Be sure they are set box stock to start with. and you may need at least one tuning kit and maybe some spare parts, like jets or needles. I'll have to go find my notes to be sure, but the 1406's I used ran well enough at base calibration. I fattened them up for drag strip use "one step" rich primary and secondary, per the manual. The shooters that worked were .033s. Remember this is a t-ram setup with lotsa plenum volume. I also ran them 1:1, no progressive linkage. I can do that easier maybe because I run things with locked timing and I don't do low stall converters. YMMV as they say. Your application may like a progressive tip in - you'll just have to try things and see what the combination likes.

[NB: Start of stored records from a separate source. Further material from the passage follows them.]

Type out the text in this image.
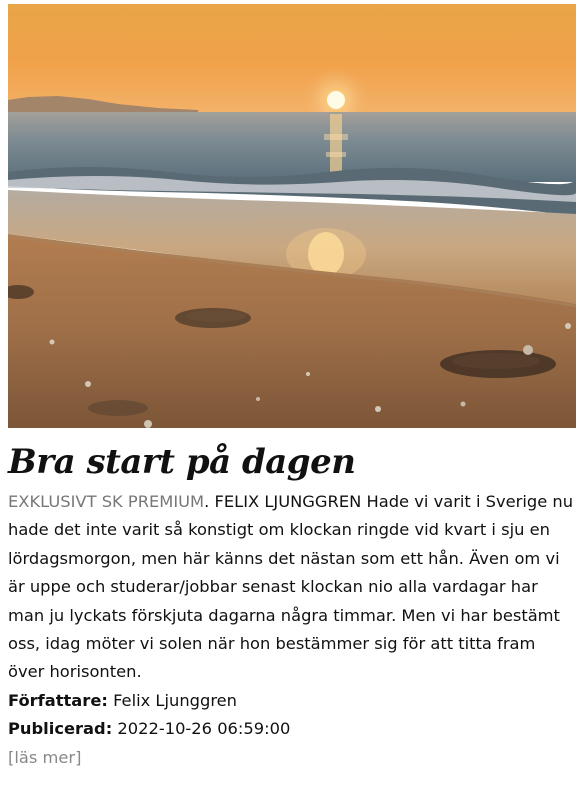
Bra start på dagen
EXKLUSIVT SK PREMIUM. FELIX LJUNGGREN Hade vi varit i Sverige nu hade det inte varit så konstigt om klockan ringde vid kvart i sju en lördagsmorgon, men här känns det nästan som ett hån. Även om vi är uppe och studerar/jobbar senast klockan nio alla vardagar har man ju lyckats förskjuta dagarna några timmar. Men vi har bestämt oss, idag möter vi solen när hon bestämmer sig för att titta fram över horisonten.
Författare: Felix Ljunggren
Publicerad: 2022-10-26 06:59:00
[läs mer]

Look at it this way - you could drive around with a 600DP, so two 600 CFM Eds are nothing more than maybe a "500DP" running on the smaller primary barrels. The Ed Performers are really mechanical secondary carbs with a weighted air vane to control secondary operation. The weighted air vane secondary won't even come in until you get enough air flow going. (Why I'd like to try the Thunder series - tunable secondary tip in). On my 302 t-ram setup, that was around 5400 RPM. Also don't forget - if that dual 4 intake is a dual plane (I'd imagine it is) then at any particular time the engine only sees half the available carburetion thats passing air.
Here's what "too much carb" on a 300 HP 302 in a 3000 lb 4 door looks like

Get it dial in, then enjoy the "that's too much carb, must not run very good" comments. I got the "haha, nice joke" from the other racers, then ran within 0.1 of my normal ET and won the 2nd race of the year, no more LOLs after that. LOL.